If nearly 20 years in dealing rooms around the world taught me anything, it’s that traders, and therefore markets, have a tendency to overreact. When everything you do is about reacting to news and trends, it can be easy to read too much into each little nugget. Thus, when good news comes out, everybody piles on -- and when the news is bad, the rush for the exit is equally frantic.
That is certainly true when it comes to the shale oil boom in the U.S.
Earlier this year, as many of the oil exploration companies involved in shale oil reported good initial results from wells, and the price of both oil and natural gas was still high, everything connected with the industry went on a tear.
As a result, the Market Vectors Unconventional Oil & Gas ETF (FRAK) jumped around 30 percent, from a February low of $26.85 to a high of $34.90 on June 23. Then, when a few wells fell short of expectations just as commodity prices wobbled, sellers took the upper hand.
The initial upward reaction was exaggerated by unrealistic expectations that the run of good results and high prices would continue, and this move down has also probably been overdone. Over time, the production of those wells will average out and prices will settle at a point where the companies involved can make a decent profit. Barring any unforeseen external factors, the shale boom will continue and finding a decent level to invest is a smart thing to do. Of course, knowing that a move is likely to be overdone is one thing; knowing when to take advantage of that is quite another.
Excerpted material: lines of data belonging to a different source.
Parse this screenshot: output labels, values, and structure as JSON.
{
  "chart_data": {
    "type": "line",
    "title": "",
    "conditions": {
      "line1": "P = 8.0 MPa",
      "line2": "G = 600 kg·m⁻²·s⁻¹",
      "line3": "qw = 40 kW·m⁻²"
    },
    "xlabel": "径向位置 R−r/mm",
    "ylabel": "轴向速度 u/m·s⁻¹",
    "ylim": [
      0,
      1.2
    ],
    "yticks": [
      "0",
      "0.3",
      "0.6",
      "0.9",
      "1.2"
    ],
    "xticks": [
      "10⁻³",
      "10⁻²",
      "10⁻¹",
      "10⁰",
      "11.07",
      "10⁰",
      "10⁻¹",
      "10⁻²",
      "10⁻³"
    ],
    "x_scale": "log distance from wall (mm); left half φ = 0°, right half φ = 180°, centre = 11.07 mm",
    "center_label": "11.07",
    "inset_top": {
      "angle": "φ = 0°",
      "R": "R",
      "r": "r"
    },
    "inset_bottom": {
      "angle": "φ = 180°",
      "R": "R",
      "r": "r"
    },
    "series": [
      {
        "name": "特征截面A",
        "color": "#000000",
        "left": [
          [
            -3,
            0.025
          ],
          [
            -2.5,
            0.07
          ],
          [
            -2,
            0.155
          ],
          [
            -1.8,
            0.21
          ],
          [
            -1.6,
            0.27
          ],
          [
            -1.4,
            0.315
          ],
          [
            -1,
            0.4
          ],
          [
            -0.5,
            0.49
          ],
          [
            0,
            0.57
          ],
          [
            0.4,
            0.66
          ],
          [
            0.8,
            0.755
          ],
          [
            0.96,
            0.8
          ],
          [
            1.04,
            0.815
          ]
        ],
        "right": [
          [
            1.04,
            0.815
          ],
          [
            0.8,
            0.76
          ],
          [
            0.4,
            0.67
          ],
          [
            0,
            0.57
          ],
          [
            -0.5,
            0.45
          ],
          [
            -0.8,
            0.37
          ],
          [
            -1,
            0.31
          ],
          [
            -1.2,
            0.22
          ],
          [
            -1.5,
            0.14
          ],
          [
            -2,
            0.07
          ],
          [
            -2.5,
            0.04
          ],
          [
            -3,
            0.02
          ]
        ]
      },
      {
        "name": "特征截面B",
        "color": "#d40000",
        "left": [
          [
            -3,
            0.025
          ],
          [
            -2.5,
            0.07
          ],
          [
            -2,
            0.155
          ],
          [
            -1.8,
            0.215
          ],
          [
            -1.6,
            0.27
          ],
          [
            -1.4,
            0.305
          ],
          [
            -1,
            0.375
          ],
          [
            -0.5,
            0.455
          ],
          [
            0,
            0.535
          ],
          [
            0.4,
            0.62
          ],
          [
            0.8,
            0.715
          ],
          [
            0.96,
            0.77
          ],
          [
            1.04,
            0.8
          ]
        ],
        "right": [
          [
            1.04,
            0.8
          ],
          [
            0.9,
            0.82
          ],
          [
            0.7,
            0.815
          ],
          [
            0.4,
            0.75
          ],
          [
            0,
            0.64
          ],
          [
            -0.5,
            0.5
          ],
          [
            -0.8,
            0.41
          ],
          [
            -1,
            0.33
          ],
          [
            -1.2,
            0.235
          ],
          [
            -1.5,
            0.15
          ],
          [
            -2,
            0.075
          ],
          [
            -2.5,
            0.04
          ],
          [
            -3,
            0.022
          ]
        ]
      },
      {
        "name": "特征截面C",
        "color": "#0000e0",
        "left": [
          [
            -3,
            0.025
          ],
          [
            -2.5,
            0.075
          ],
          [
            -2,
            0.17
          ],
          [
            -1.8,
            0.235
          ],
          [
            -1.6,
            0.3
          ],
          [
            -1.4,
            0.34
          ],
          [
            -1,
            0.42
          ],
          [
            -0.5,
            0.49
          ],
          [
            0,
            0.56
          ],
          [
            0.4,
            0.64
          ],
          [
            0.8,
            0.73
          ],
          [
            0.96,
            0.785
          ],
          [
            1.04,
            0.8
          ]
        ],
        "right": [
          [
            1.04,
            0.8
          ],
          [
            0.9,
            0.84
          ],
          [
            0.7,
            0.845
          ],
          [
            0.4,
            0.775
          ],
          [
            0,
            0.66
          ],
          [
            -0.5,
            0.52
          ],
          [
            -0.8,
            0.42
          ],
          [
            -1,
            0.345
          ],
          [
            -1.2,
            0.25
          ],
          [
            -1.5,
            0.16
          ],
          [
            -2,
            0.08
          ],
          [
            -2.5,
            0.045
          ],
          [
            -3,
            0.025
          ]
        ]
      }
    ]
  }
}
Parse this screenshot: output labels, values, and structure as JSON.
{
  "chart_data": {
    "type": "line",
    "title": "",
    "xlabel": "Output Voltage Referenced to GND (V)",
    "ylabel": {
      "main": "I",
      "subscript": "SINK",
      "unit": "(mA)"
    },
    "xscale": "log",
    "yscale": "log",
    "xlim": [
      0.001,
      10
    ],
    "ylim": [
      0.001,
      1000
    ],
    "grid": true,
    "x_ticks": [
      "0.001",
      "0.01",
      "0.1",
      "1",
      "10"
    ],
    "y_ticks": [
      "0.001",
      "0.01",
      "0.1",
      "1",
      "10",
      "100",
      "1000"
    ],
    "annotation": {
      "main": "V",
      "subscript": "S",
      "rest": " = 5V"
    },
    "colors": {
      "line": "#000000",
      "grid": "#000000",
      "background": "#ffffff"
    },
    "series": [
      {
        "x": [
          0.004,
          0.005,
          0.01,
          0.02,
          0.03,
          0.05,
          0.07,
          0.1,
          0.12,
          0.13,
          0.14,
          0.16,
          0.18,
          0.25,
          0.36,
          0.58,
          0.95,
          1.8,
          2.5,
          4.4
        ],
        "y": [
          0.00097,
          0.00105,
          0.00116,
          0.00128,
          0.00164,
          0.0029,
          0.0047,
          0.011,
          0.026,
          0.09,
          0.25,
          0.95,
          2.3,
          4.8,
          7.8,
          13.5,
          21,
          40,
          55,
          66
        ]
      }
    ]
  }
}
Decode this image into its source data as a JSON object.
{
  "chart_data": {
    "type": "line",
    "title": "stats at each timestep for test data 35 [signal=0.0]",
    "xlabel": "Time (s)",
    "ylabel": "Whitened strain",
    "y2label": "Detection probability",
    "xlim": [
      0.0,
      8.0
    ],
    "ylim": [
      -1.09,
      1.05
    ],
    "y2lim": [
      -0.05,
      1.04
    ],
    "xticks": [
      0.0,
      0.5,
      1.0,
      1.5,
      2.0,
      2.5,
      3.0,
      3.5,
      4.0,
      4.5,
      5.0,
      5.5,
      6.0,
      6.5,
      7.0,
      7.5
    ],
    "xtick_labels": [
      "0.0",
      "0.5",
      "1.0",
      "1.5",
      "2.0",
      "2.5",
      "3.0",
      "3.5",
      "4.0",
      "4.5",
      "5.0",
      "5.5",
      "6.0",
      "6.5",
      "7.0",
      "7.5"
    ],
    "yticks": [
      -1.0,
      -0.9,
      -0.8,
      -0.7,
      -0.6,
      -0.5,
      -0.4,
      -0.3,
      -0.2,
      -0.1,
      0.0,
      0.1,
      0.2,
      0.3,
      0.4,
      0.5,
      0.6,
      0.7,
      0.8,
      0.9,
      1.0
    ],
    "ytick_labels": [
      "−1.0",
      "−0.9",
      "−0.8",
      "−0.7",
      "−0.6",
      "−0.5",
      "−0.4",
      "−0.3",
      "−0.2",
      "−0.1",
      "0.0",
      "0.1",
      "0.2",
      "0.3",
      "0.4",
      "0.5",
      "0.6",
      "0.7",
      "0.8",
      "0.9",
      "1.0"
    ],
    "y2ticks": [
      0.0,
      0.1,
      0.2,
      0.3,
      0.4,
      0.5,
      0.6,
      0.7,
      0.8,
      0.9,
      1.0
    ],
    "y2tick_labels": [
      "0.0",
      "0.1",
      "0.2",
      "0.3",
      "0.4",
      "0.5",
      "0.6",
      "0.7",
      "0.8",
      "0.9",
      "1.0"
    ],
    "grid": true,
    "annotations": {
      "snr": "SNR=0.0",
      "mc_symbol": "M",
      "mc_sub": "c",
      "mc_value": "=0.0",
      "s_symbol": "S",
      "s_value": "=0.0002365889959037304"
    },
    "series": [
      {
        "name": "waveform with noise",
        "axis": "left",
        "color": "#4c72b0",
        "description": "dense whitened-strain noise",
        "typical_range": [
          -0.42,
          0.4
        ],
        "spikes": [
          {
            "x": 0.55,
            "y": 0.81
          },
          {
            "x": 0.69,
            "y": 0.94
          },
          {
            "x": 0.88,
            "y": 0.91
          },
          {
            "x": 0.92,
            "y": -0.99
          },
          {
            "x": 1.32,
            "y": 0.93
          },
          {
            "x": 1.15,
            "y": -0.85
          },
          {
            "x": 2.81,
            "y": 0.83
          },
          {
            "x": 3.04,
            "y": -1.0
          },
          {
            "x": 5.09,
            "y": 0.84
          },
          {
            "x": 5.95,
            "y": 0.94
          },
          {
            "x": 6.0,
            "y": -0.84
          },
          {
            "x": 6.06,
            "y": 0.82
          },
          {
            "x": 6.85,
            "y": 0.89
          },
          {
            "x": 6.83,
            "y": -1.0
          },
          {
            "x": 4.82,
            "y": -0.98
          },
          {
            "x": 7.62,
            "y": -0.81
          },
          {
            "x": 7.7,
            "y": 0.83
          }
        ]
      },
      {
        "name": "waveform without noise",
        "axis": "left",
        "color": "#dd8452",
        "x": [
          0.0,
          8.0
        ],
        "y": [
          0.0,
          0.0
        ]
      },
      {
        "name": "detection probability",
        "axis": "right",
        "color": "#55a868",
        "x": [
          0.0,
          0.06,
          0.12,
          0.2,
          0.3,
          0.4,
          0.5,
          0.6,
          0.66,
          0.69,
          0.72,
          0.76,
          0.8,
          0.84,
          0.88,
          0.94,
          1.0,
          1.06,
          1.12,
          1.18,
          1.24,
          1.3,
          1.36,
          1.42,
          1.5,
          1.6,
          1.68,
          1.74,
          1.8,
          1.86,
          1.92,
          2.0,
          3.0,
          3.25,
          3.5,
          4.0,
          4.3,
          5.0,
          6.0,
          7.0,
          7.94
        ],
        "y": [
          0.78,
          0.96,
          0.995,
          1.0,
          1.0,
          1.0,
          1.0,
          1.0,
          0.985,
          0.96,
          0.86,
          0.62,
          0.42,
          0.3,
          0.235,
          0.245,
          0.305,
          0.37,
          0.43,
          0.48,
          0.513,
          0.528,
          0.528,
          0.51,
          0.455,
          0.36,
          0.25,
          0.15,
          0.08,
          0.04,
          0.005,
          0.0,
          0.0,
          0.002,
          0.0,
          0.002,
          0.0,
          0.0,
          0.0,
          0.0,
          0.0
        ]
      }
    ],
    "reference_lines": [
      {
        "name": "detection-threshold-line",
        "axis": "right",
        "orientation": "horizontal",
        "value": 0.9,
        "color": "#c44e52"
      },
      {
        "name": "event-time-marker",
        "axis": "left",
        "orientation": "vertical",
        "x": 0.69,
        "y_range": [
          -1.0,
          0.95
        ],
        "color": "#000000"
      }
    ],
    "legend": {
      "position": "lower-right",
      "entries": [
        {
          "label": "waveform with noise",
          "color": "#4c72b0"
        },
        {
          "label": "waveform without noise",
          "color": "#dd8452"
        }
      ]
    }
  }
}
When looking at a correction such as this and trying to decide how much selling is too much, traders frequently turn to a somewhat esoteric, mystical series of numbers, known as Fibonacci retracement levels. The Fibonacci sequence is named for a 13th century Italian mathematician and is a sequence of numbers where the next number is the sum of the previous two. Thus it begins 1, 1, 2, 3, 5, 8, 13, etc. Fibonacci retracement levels are derived from the relationship between the numbers in that sequence.
Without getting too deep into the math, it is enough to say that retracements of 23.6 percent, 38.2 percent and 61.8 percent are considered significant.
The rational among you may see no earthly reason why those numbers should be significant, and I would be inclined to agree with you were it not for one thing. They matter because those levels so often provide support or resistance when prices retrace. There could be something magical or mystical about this, but the most likely explanation is that they are significant because enough people think they are. It matters not what causes people to buy or sell at a particular level, but if enough of them do, then a point of support or resistance is formed.
That is exactly what we are seeing in FRAK at the moment, and that prompts me to suggest that now may be a good time to buy the ETF. The faint dotted lines on the above chart represent the Fibonacci retracement levels, with the bottom one being the most significant, a 61.8 percent retracement. As I write, FRAK has touched that level and is bouncing back. That suggests it could be a good time to buy.
Of course, none of this has an ounce of significance if you believe that oil prices will continue to tumble, but there are signs there, too, that a bottom has been found with a bounce off of around $91 a barrel.
As of now, the situation in Iraq and Syria is having little effect on supply from the Middle East or the price of oil, but it is reasonable to assume that the prospect of escalation will limit the downside of crude for a while.
If, like me, you believe that the shale oil and gas boom in the U.S. is really just beginning and that crude prices are unlikely to fall much further, then a long term holding in a broad based ETF that is focused on the industry is a good way to play those beliefs.
As much as some of you may be skeptical of trusting a 13th century Italian, a basic analysis of Fibonacci retracement levels would suggest that now is a good time to make that investment.